Friday, July 27, 2007

Non-Digital Blog (or, how I learned to stop typing and love the pen)

Despite the lack of posts here, I have actually been blogging lately--in a little moleskin notebook I keep in my bag. Yes, I've been putting the pen to paper, and if some of you aren't careful, you may actually receive a letter or card from me (actually, this is not very likely). I have also been arguing (read: "debating") about the internet with my wife. I'm starting to see the internet as a giant cesspool that is making my generation and those younger than me stupid (though I havent' read his book, I agree with some of this guy's points).

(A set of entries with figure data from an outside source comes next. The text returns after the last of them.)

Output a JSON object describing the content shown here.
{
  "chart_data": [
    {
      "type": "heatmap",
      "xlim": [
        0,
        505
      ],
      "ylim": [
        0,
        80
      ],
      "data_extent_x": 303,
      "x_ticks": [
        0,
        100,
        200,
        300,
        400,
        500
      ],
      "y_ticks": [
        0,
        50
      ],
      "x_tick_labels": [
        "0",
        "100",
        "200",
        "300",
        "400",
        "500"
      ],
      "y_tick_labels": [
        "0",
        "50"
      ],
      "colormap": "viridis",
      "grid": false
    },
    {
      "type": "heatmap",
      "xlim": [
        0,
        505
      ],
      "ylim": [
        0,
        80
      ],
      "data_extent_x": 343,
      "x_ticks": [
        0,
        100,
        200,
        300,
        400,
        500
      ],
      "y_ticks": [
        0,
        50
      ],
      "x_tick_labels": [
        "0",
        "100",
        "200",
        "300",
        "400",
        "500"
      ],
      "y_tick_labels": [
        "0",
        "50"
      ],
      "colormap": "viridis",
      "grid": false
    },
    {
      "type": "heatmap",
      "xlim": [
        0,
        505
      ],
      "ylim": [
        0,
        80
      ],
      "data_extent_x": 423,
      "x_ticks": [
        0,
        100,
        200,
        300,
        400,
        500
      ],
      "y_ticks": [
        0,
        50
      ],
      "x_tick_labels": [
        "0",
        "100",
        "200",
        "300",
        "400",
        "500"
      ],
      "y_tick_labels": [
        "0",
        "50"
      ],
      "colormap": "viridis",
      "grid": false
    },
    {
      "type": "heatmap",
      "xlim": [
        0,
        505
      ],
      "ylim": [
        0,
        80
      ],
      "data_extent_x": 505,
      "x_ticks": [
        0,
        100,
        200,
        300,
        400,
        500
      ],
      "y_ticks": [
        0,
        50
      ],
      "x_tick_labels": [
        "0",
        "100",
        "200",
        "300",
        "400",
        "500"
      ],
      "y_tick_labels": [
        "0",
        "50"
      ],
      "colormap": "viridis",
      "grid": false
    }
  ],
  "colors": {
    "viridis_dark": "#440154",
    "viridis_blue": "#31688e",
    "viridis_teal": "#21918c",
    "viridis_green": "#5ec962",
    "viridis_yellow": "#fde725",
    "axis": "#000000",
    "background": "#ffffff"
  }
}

But since most of you will never see the inside of my little moleskin notebook (it's pure genius, and, frankly, I don't think most of you could handle it), I will be moving over some of my wittier observations. After all, I have the title of "Funniest Man in the World" to maintain (though Mr. Keen would contend that this is more "cult of the amateur").

Things I like this summer:

-Beaches
-Remembering the ferry schedule (or, alternately, forgetting the ferry schedule, calling a car service, waiting 3 hours for said car service, sitting in said car service's car for 2 hours, paying said car service $140, getting home from the beach at midnight)
-The song "Club Foot" by Kasabian
-All you can eat mussels, with a Stella on the side
-Dining outside. Just ignore the traffic, pollution and noise
-The fact that the 2007 MTV Movie Awards used "Club Foot" to open this year's show
-The fact that I used the same song to open my wife's Bash 8 fashion show two years ago
-Sarah Silverman's opening monologue at the MTV Movie Awards. Sarah, speaking about the recent panty-less outings of certain celebrities: "I see four of the most famous vaginas in Hollywood here tonight. Five, actually, I just saw Toby McGuire."

I didn't like the rest of the awards. Maybe it's because I'm old and I remember when MTV played videos, or at least original programming (what the hell is up with full-day marathons of "Australia's Next Top Model"?). Or maybe it's because the entire production felt like a three-hour commercial for "Transformers."

Things I found ironic in my life:

-Watching the movie "Airplane" on an airplane while flying from New York to San Diego.

Quotes I found funny:

-Tom Arnold, in the so-unbelievable-its-bad-its-good movie "True Lies," talking about his ex-wife: "I get home and the ice cube trays are gone from the freezer! What kind of a sick bitch takes the ice cube trays out of the freezer?"

Other miscellaneous thoughts:
-Do online mortgage advertisers not realize it is 2007? Why am I going to click on a dancing gnome to get a mortgage quote. Flashing "click now" in bright red and blue is helpful, too.
-I hate revolving doors, but I wonder: do revolving doors turn the opposite direction south of the equator?
-Street food is everywhere in Manhattan. I've become a regular at the fruit cart outside my building, but I think it is a little weird that he sells pineapples. Whole pineapples. What I am supposed to do, bring that up to my office, set it on my desk and pull out a machete?
-There is also tons of outdoor smoking here, since you can't smoke inside anywhere (which is awesome), so the image of a cigarette break is not unusual. What is unusual is the guy I saw taking a cigar break at lunch today.
-Does anyone besides me think the bow tie is making a comeback?
-And finally, yes, I do have plans this weekend. You know -- the typical New York night: going to a restaurant where it took me five months to get a reservation, and then going out to a small bar with no address where you actually have to call a phone number to get on the list and get the address, then pass through two security doors to get in. You know, just a normal night.